You need to find a rheumotologist and/or a pain specialist that has an interest in Fibromyalgia. You can call your local hospital and ask for the physician referral service. They should be able to match you with a rheumy who treats FMS. Or, you can go to the National Fibromyalgia Association website and see a list of fibro-friendly doctors in your area.

Fibromyalgia (FMS) is a disorder of the central nervous system. It is correctly referred to as a syndrome. The mechanism that causes it is not understood. There is no cure but it can be managed with certain classes of prescribed medication. OTC remedies like Tylenol do not work for the type of pain associated with FMS. Fibromyalgia is recognised by the National Arthitis Foundation, The Centers for Disease Control and the World Health Organization. It is confirmed as a real illness and is not figment of our collective imaginations.

One of the reasons that you are in so much pain is that you are not getting restorative, deep sleep. FMS interrupts the deep sleep cycle with short bursts of high intensity brain activity. Your muscles require deep sleep in order to repair themselves from the days activities. No deep sleep means higher levels of pain. Treating the sleep issues associated with FMS is a crucial part of treatment. You should be on a sleep aid like Amitriptyline.

There are now three prescribed medications used to treat FMS. You have probably seen the ads on TV for Lyrica. The most common complaint associated with this medication is rapid weight gain. It may not happen to everyone but when it does most rheumotologists are not proactive about changing medications. The second choice is Cymbalta which addresses both the pain and depression associated with FMS. I use Cymbalta myself and have had pretty good results. The third and newest choice is Savella. It has been used in Europe for decades and was approved for use in the USA last year. It is going to take time and a lot of tinkering to find the right combination of medication and doseage to make you more comfortable. At a bare minimum, it will take two weeks or longer once you start on something to notice any difference.

With regards to to diet, if you use an artifical sweetner (including Splenda) get rid of it. If you need a sweetner, use something made with the nontoxic Stevia plant like Sun Crystals or Truvia. You can find the latter in the grocery store alongside the other sweetners. Try to avoid eating deep fried food, lunchmeat or red wine (nitrates) as these items will also ratchet up your pain level.

You could purchase "Fibromyalgia for Dummies" through Amazon. Like the rest of the dummies series, it contains good basic information. Read yourself and pass it around among family and friends. I'd also like to gently suggest that you consider finding a therapist who deals with chronic illness. Many of us see someone and find the extra support very helpful. You can call your local hospital and ask for the physician referral service. They should be able to recommend someone. The other option is to use Google and see who pops up in your metro area.

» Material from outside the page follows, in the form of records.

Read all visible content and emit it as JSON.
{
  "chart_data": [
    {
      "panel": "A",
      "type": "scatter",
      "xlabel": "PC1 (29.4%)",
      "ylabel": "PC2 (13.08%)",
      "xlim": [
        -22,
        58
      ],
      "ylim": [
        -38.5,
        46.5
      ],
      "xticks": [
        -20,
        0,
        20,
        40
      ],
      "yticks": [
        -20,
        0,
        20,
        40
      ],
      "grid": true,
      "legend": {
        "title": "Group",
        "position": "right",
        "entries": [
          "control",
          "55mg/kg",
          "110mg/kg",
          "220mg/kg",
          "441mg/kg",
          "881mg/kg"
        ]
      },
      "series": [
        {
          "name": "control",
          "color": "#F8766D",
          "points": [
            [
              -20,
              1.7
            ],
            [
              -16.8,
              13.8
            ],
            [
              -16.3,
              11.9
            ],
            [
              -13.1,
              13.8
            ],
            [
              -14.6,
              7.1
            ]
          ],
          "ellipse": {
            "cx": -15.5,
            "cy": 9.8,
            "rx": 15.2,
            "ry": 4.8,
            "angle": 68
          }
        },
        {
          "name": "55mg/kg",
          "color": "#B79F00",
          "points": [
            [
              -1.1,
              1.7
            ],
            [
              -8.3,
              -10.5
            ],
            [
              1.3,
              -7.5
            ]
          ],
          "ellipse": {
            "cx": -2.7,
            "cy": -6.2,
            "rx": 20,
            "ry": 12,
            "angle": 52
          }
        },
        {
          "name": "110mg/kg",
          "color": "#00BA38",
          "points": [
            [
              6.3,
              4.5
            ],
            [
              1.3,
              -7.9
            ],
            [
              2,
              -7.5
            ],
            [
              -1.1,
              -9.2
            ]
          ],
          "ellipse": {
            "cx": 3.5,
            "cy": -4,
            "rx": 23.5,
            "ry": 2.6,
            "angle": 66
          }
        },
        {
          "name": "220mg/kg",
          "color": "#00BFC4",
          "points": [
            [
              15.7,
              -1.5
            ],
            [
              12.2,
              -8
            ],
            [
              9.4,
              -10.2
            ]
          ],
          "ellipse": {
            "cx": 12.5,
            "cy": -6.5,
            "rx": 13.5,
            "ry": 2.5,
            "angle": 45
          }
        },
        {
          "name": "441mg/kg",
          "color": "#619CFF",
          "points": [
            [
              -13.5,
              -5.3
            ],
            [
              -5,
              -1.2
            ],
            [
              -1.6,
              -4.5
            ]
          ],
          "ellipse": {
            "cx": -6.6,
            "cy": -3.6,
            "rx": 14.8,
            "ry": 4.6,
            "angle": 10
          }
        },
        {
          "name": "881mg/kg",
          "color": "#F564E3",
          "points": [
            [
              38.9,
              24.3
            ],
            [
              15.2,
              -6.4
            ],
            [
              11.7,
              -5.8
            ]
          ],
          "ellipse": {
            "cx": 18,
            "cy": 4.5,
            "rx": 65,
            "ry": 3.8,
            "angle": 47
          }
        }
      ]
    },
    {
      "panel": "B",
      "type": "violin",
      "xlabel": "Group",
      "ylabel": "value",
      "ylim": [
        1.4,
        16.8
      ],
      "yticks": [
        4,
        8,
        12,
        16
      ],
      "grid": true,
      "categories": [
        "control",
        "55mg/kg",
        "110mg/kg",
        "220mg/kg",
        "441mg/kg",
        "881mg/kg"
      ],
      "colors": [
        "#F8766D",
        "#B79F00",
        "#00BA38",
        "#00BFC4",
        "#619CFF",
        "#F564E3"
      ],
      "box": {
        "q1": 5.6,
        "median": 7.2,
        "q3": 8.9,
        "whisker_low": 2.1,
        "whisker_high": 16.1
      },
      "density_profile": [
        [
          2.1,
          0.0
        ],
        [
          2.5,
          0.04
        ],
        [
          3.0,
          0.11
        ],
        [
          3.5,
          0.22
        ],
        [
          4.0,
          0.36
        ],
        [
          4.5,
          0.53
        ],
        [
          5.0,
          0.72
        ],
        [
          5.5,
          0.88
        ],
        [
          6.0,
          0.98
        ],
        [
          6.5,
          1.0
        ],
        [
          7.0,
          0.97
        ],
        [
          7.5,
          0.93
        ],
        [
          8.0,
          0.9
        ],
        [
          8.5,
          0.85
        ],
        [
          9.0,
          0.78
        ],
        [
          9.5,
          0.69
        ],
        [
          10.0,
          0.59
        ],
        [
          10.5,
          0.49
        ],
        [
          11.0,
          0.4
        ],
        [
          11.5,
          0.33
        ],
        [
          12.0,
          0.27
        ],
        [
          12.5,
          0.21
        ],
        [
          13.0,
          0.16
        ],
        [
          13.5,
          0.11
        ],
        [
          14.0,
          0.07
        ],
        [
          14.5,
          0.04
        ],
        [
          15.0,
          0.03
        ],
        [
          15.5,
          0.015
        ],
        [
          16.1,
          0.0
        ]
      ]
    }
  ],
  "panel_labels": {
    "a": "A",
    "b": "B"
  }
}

The key to living with FMS is learning to be grateful for what you can accomplish rather than what you are no longer able to manage. You must learn to pace yourself and respect what your body is telling you. Learn to say "no" and not feel guilty about it. Break tasks down into more managable increments and/or not be too proud to ask for help. As you have already discovered, FMS is variable on a daily basis. This makes it very difficult to plan. You will have good days but you will also have bad days. Knowledge is power. Read through the blue boxes on the lefthand side of this page and look at some of the old posts to see how people manage this syndrome. You are not alone. I hope that my comments are helpful to you. Take care and God Bless.